Someone who says Hawaii or Miami may be dreaming of warm seas and long sunny days in which to play, may want a little time in which to be carefree, childlike. Maybe the load is too heavy.
And someone who says Nicodemus slough, or Yellowstone or Montana is aching for the wild freedom of those places. Maybe life has them a little trapped.
See, each answer offers insight into the mind and life of the person who gives that answer.
Of course, if the answer is 'the mall,' you know you are talking to a teen-ager.
It has been so long since there were little ones in my life that I have forgotten how things are done. It is hard to remember that when my girls were small, I was at home full time, and they were my job, that and running the house.
The most admired person on the planet should be the working mother who is able to get to everything, the cooking and shopping and cleaning, not to mention the other tasks that life requires, paying the bills, balancing the checkbook and taking the dog to the veterinarian.

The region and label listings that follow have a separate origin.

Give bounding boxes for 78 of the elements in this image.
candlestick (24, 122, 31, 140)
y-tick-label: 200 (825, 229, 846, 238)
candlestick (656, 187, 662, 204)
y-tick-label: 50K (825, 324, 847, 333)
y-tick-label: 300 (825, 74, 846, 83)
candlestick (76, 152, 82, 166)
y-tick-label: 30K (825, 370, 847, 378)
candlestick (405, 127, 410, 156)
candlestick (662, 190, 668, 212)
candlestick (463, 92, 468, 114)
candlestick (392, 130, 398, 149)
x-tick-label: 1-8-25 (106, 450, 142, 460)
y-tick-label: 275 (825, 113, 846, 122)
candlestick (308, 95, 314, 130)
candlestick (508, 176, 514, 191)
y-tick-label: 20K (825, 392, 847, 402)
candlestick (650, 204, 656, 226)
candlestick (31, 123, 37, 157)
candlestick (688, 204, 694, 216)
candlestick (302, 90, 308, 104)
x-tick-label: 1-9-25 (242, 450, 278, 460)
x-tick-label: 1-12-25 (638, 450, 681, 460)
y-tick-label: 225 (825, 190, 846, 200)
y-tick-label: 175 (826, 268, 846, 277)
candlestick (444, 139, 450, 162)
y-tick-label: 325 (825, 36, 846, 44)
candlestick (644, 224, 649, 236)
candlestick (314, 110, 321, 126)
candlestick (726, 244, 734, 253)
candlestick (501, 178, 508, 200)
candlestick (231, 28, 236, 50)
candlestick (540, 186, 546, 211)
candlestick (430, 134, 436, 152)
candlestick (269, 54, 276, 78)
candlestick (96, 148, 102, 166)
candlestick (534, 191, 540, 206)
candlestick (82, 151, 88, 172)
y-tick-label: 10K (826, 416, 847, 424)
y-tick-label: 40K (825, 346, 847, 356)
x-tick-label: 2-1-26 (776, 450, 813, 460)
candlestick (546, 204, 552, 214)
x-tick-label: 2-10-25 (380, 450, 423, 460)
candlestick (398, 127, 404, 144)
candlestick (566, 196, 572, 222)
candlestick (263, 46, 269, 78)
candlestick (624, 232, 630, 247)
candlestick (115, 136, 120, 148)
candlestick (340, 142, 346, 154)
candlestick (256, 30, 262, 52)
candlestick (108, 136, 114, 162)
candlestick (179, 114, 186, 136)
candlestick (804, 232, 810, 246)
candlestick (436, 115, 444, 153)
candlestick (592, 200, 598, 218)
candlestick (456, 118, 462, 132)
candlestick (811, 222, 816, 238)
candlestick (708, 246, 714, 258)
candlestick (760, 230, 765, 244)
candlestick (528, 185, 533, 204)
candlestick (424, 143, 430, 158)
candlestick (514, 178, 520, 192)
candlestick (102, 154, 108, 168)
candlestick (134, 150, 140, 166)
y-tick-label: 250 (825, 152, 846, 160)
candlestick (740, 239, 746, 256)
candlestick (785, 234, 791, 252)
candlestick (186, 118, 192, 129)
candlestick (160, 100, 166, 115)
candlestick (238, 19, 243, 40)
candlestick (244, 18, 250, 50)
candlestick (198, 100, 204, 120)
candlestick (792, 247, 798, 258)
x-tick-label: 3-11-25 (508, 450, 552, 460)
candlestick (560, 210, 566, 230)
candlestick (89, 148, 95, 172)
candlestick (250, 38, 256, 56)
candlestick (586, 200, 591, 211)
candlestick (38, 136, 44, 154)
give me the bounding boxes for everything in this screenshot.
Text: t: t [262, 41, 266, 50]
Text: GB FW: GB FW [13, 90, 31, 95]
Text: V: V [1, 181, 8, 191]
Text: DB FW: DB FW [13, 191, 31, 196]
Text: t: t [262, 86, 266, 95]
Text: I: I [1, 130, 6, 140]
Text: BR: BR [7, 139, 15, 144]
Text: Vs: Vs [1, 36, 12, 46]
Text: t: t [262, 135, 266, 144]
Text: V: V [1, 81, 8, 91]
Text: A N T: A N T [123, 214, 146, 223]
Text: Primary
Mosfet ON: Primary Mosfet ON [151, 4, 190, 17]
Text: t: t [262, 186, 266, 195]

I wish I could do what they do. The intentions are good, but the follow-through is lacking.
It seems that it is everything, all the time, and never enough time to go around.
I overheard a lady talking about walking for exercise, and how she and her walking partner go out shortly after 5 a.m.
A lot of people would hear that and think 'There is no way that I would get up that early to walk.'
I agree with them. Besides, it would interfere with the time I spend on the porch, listening to the world wake up and watching the sky turn light.
Somehow it makes the day go a little better, if you are there when it is born.
The point is, we all need some kind of seawall to shelter our souls behind. Some people find it in church, some find it in a walking ritual. And some find it with a good cup of coffee and a front porch swing.